Anlaşılır ve çok kibar bir dil kullanılmış.
Hitap girişinin sağına yani ilk sayfanın sağ üst köşesine tarih atılmış.
Son satırdaki selam ve sevgi sunumlarına yer verilmiş.
Mektup, yazılış amacıyla başlıyor, konu özetleniyor ve sonuç cümleleriyle bitiriliyor.
Tam da öğrendiğimiz ve yıllarca yazdığımız kurallara uygun olarak kaleme alınmış.
30 yıl önce, özel bir anlamı olmayabilirdi.
Ama bugün itibariyle çok önemli.
Yaşadığım sürece saklayacağım,
Hayatımda aldığım son mektup olabilir endişesiyle.
Sizleri bilmem ama benim yaşamımda, bana mektup yazacak kimse kalmadı.
Son olarak Zeren Hanım’ın mektubundan birkaç cümleyi paylaşmak istiyorum,
Zeren Hanım; “Yenişehir’le ilgili her haber beni çok ilgilendiriyor. Yenişehir’den ayrıldığım 1971 yılından itibaren bu böyle. Her hafta gazetenizi bekliyorum. Düzenli olarak gönderiyorsunuz. Teşekkür ederim.” Dedikten sonra mektubunu,
“ Hiç kimsenin ilgisini çekmediği, bilinmeyen bir kişiden söz edeceğim. Eczacı Abdullah Hacı bey.” Diyor ve ekliyor.
1933 yılında, Yenişehir’in ilk ve tek eczanesi olan Halk Eczanesi’nin sahibi. Kendisini tanıdım. Çok yaşlıydı. Belki de ben çok gençtim, yaşlı zannettim. Kendisine çok saygı gösterdim ama hayat hikayesini sormak aklıma gelmedi. Hep öyle olur. Merak ettiğinizde, onların kaybolduğunu fark edersiniz.

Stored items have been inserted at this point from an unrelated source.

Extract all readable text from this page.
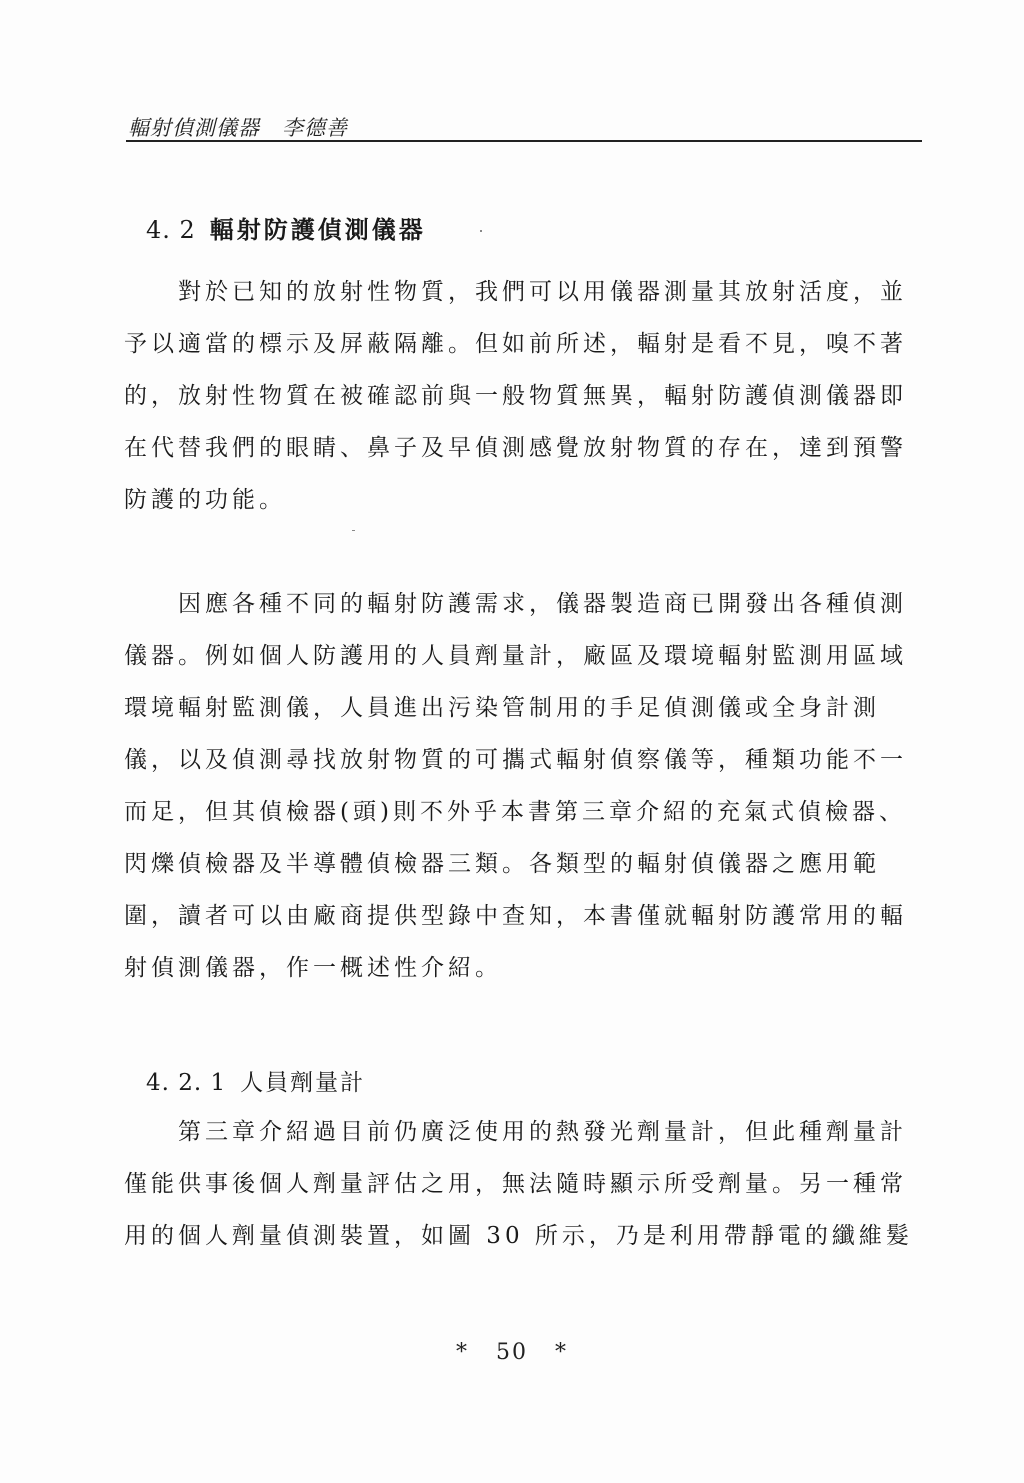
輻射偵測儀器　李德善
4. 2 輻射防護偵測儀器
　　對於已知的放射性物質，我們可以用儀器測量其放射活度，並
予以適當的標示及屏蔽隔離。但如前所述，輻射是看不見，嗅不著
的，放射性物質在被確認前與一般物質無異，輻射防護偵測儀器即
在代替我們的眼睛、鼻子及早偵測感覺放射物質的存在，達到預警
防護的功能。
　　因應各種不同的輻射防護需求，儀器製造商已開發出各種偵測
儀器。例如個人防護用的人員劑量計，廠區及環境輻射監測用區域
環境輻射監測儀，人員進出污染管制用的手足偵測儀或全身計測
儀，以及偵測尋找放射物質的可攜式輻射偵察儀等，種類功能不一
而足，但其偵檢器(頭)則不外乎本書第三章介紹的充氣式偵檢器、
閃爍偵檢器及半導體偵檢器三類。各類型的輻射偵儀器之應用範
圍，讀者可以由廠商提供型錄中查知，本書僅就輻射防護常用的輻
射偵測儀器，作一概述性介紹。
4. 2. 1 人員劑量計
　　第三章介紹過目前仍廣泛使用的熱發光劑量計，但此種劑量計
僅能供事後個人劑量評估之用，無法隨時顯示所受劑量。另一種常
用的個人劑量偵測裝置，如圖 30 所示，乃是利用帶靜電的纖維髮
*   50   *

Tren kaçmıştı.
Zeren hanım böyle diyor.
Kendisini sevindiren, 67 yıllık dostum dediği Prof. Dr. Bayhan Çubukçu’ nun “Bursa Sağlık Tarihi” adlı kitabını bizlerle paylaşıyor.
Kitap, 1933 yılından bu yana, Bursa ve ilçelerindeki eczane ve sağlık hizmetleri hakkında bilgi veriyor. Yenişehir ile ilgili de ilginç bir bilgi aktarıyor. Buna göre, Yenişehir’de ilk eczanenin açıldığı 1933 yılında Bursa’da sadece 6 Eczane var. Aynı tarihte Gemlik, İznik, Orhangazi, Orhaneli’nde hiç eczane yok.
Zeren Tüzün Hanımefendiye,
Beni çocukluğuma ve gençlik yıllarıma götüren mektubu ve gönderdiği kitap için,
Yenişehir ve Yenişehirli ile ilgili duygu ve düşünceleri için
Şahsım ve gazetem adına yaptığı iltifatlar için
Teşekkür ediyor ve saygı ve selamlarımı sunuyorum.